9. Juni … wer hier keinen hoch bekommt…

Das ist mal wieder einer dieser Beiträge, denen ein wenig Nachdenken vorausging; äußer ich mich dazu oder nicht? Ich muss ganz ehrlich sagen; wenn ich tatsächlich mal über etwas nachdenke, dann beschäftigt es mich, denn ich denke inzwischen über sehr wenige Dinge nach. Also werde ich hier ein paar Zeilen dazu widmen….

Schönen guten Tag Sarah Connor,

ganz schön still geworden um dich in den letzten Jahren, nicht wahr? Da sollte man schon was besonderes liefern, wenn man ein Comeback plant. Den Namen meines Sohnes – und zugleich den vieler anderer Jungen und Männer – dafür durch den Dreck zu ziehen, schien dir dafür genau richtig!
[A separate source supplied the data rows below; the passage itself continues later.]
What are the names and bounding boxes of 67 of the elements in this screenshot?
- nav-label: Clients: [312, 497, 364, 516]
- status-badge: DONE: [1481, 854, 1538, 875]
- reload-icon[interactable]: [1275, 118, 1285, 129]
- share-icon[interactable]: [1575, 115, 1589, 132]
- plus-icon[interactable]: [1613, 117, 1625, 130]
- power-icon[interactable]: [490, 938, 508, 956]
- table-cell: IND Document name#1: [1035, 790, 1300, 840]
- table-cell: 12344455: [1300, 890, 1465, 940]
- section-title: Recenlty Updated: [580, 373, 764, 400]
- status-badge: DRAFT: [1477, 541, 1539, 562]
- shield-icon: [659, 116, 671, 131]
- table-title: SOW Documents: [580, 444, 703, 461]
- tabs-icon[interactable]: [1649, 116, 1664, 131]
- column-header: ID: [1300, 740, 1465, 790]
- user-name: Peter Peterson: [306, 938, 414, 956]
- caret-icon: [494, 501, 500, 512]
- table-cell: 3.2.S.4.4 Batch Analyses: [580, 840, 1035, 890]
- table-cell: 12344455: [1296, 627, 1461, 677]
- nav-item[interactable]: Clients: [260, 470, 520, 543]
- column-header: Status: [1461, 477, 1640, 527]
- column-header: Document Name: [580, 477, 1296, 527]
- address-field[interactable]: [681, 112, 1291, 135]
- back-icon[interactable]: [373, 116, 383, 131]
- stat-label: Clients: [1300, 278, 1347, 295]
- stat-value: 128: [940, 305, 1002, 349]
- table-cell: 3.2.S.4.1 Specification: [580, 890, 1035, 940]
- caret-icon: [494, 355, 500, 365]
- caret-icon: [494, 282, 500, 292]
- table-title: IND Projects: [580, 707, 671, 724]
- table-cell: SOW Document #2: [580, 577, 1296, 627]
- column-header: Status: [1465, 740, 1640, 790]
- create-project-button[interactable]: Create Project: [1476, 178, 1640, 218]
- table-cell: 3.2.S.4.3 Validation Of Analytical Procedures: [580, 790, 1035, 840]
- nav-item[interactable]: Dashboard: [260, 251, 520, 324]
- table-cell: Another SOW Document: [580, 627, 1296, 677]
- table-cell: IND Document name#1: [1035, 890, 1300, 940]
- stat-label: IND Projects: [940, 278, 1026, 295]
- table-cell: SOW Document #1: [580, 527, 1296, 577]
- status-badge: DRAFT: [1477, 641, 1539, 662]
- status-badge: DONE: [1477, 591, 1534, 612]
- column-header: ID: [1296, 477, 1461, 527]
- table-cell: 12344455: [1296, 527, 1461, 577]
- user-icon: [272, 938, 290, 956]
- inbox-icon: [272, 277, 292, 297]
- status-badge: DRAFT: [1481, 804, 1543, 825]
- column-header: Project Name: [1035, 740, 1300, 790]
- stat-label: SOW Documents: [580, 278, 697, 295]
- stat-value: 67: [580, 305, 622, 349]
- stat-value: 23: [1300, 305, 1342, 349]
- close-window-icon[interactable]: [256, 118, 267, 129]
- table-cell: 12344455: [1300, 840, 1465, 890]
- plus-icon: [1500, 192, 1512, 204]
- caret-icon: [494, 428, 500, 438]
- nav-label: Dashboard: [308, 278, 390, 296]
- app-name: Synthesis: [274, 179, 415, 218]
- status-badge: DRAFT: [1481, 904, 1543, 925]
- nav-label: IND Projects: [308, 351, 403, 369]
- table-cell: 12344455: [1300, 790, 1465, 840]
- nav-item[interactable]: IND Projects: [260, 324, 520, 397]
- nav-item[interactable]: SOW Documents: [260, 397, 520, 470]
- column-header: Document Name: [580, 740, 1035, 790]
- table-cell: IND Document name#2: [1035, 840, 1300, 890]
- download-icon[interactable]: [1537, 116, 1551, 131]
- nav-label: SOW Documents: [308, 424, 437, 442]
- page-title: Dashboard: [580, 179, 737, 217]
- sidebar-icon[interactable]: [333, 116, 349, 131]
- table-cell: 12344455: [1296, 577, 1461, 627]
Vor zehn Jahren hab ich meinem Sohn den Namen Vincent Gabriel mit auf den Weg gegeben. „Siegender Engel“ bedeutet das. Heute, heute ist er „Vincent bekommt keinen hoch!“. Man hat es ja nicht schwer genug mit einem behinderten Kind; man muss ihm jetzt auch noch erklären, warum ihn andere Kinder jetzt mit dieser Aussage ärgern und quälen. Mein Sohn ist atypischer Autist. Äußert sich besonders dann, wenn er etwas beantworten bzw auf etwas reagieren soll, was er nicht versteht. Er kann dann nicht mehr sprechen, was ihn ganz verzweifelt macht. Meist fängt er dann an zu schreien, wird laut, hin und wieder bekommt er dann noch eine Beleidigung zustande. Und wenn man ihn dann immer noch weiter ärgert und mobbt, dann kommt er sogar manchmal an den Punkt, an dem er zuschlagen möchte. Ein großer, schwerer Kampf, ihm da Grenzen zu setzen und immer wieder versuchen, andere Wege aufzuzeigen. Ihm mit seinen 10 Jahren jetzt zu erklären, was es bedeutet, „keinen hochzukriegen“ ist da noch das kleinste Problem… Übrigens; ich bring meinen Kindern schon sehr lange bei; kriegen ist kein Tunwort bzw Verb. Krieg ist was ganz schlimmes und findet zur Zeit in Syrien statt, aber nicht in einem Satz oder gar Lied. Aber das nur am Rande…

Ich weiß, die Aufregung verstehst du nicht; ich schon. Ich bekomm sie grad jeden Tag mit, wenn mein Sohn wieder laut und wütend wird. Mobbing ist ein ernsthaftes Thema, sollte man genauso als wichtig einstufen wie Feindlichkeit gegen Homosexuelle. Ein Lied aber für Homosexuelle zu schreiben, in dem man die schönste Grundlage für Mobbing schafft, ist definitiv der falsche Weg. Noch dazu trifft es da einfach nur Menschen, die absolut nichts damit zu tun haben; sich nicht mal für den Namen selbst entschieden haben. Schade. Das Lied wäre ohne Namen sicher genauso schön geworden – ja, ich finde es wirklich schön, das Lied. Aber man hätte ohne diese eine Zeile bestimmt nicht so sehr darüber diskutiert. Hast du das wirklich nötig? Bekommst du dein Comeback anders nicht hoch?